YouTube is Right to Take Down Violent Content

November 16, 2017

Photo by Rego KorosiĀ (CC BY-SA 2.0)
Photo by Rego KorosiĀ (CC BY-SA 2.0)

Although the U.S. government killed Anwar al-Awlaki, the most influential English-speaking extremist Muslim cleric over six years ago, more than 70,000 of his videos continued to be available on YouTube -- serving as a powerful tool for recruiting violent extremists.  

Offensive speech, violent speech, and the First Amendment

After being pressured by government officials and advocates, YouTube removed Awlaki’s videos promoting violence and adopted a policy whereby videos featuring him are flagged automatically and staff will manually ensure that the content does not contain or promote violence. However, his non-violent videos, such as his lectures on Islam, are still available online and comprise twenty-five percent of all of his videos.

Although YouTube does not have to adhere to the First Amendment the same way as the government, this new framework respects free speech even though many of Awlaki’s ideas on Islam are extreme and offensive.

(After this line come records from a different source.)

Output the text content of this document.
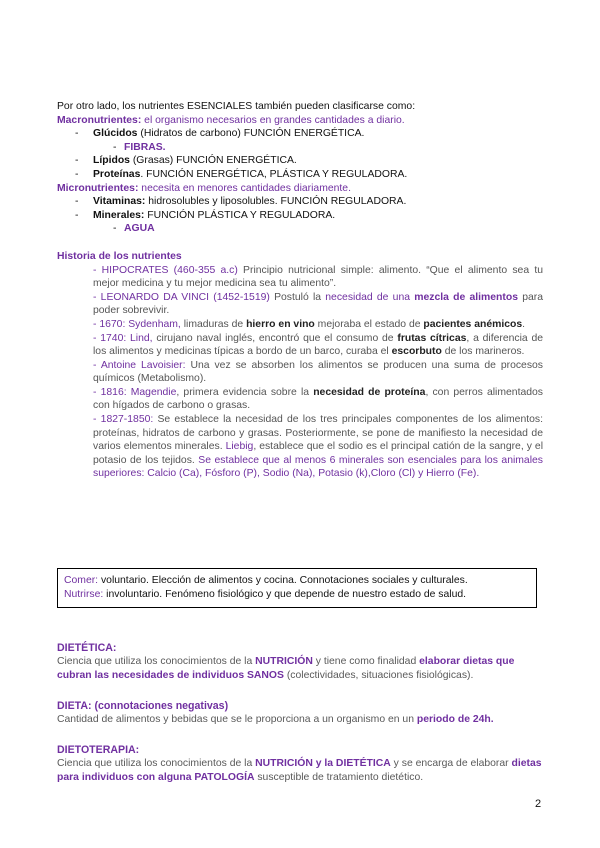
Por otro lado, los nutrientes ESENCIALES también pueden clasificarse como:
Macronutrientes: el organismo necesarios en grandes cantidades a diario.
- Glúcidos (Hidratos de carbono) FUNCIÓN ENERGÉTICA.
- FIBRAS.
- Lípidos (Grasas) FUNCIÓN ENERGÉTICA.
- Proteínas. FUNCIÓN ENERGÉTICA, PLÁSTICA Y REGULADORA.
Micronutrientes: necesita en menores cantidades diariamente.
- Vitaminas: hidrosolubles y liposolubles. FUNCIÓN REGULADORA.
- Minerales: FUNCIÓN PLÁSTICA Y REGULADORA.
- AGUA
Historia de los nutrientes

- HIPOCRATES (460-355 a.c) Principio nutricional simple: alimento. “Que el alimento sea tu mejor medicina y tu mejor medicina sea tu alimento”.

- LEONARDO DA VINCI (1452-1519) Postuló la necesidad de una mezcla de alimentos para poder sobrevivir.

- 1670: Sydenham, limaduras de hierro en vino mejoraba el estado de pacientes anémicos.

- 1740: Lind, cirujano naval inglés, encontró que el consumo de frutas cítricas, a diferencia de los alimentos y medicinas típicas a bordo de un barco, curaba el escorbuto de los marineros.

- Antoine Lavoisier: Una vez se absorben los alimentos se producen una suma de procesos químicos (Metabolismo).

- 1816: Magendie, primera evidencia sobre la necesidad de proteína, con perros alimentados con hígados de carbono o grasas.

- 1827-1850: Se establece la necesidad de los tres principales componentes de los alimentos: proteínas, hidratos de carbono y grasas. Posteriormente, se pone de manifiesto la necesidad de varios elementos minerales. Liebig, establece que el sodio es el principal catión de la sangre, y el potasio de los tejidos. Se establece que al menos 6 minerales son esenciales para los animales superiores: Calcio (Ca), Fósforo (P), Sodio (Na), Potasio (k),Cloro (Cl) y Hierro (Fe).

Comer: voluntario. Elección de alimentos y cocina. Connotaciones sociales y culturales.
Nutrirse: involuntario. Fenómeno fisiológico y que depende de nuestro estado de salud.
DIETÉTICA:

Ciencia que utiliza los conocimientos de la NUTRICIÓN y tiene como finalidad elaborar dietas que cubran las necesidades de individuos SANOS (colectividades, situaciones fisiológicas).

DIETA: (connotaciones negativas)

Cantidad de alimentos y bebidas que se le proporciona a un organismo en un periodo de 24h.

DIETOTERAPIA:

Ciencia que utiliza los conocimientos de la NUTRICIÓN y la DIETÉTICA y se encarga de elaborar dietas para individuos con alguna PATOLOGÍA susceptible de tratamiento dietético.

2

YouTube struck the appropriate balance in this case, and this balance is crucial in regulating online content and speech.

Offensive content is available over the internet -- whether it is extremist propaganda created by Muslims or non-Muslims resorting to Islamophobic speech. Tech companies should remove violent content from their platforms. But, they should not suppress offensive speech. Instead, they should promote positive content that community organizations produce.  

Tech companies must be considered partners

For years, civil society leaders and organizations have been creating positive content on their own by putting forth their own stories and experiences, like MPAC co-founder Dr. Maher Hathout's “Islam: Questions You Were Afraid to Ask” series and “The Secret Life of Muslims.” Online platforms -- tech companies -- have the power to reach millions of people and bring positive content to the surface for their users to see. They must work to ensure that positive content reach other Americans because these types of stories bring us closer together and foster an environment of inclusivity.

YouTube’s recent decision is a reminder that civil society has a role in elevating narratives, such as prevalent, mainstream nonviolent interpretations of Islam, to counter extremist propaganda and seek content that is inclusive rather than divisive. Through this method, tech companies can demonstrate to its users that content like Awlaki’s propaganda is toxic and unsupported by the overwhelming majority of Muslims. 

There are additional ways to combat violent speech

Awlaki uploaded tens of thousands of videos preaching violent extremism, and was cited as an influence in other violent extremist attacks. He inspired many violent extremists to fight for groups like ISIS and al-Qaeda.

Awlaki’s popularity on social media demonstrates that violent extremism involves an ideological battle -- a war of ideas. He died, but his violent propaganda did not. There is no military solution against violent extremism. The fight against violent extremism is primarily an ideological battle -- not a military battle. We cannot afford to make our military strategy the only strategy.

The fight against violent extremism requires civil society’s involvement. Tech companies can respect First Amendment rights without suppressing offensive content by removing violent content and not suppressing offensive content. These companies must make mainstream narratives available to their users in order to create a more inclusive, pluralistic society.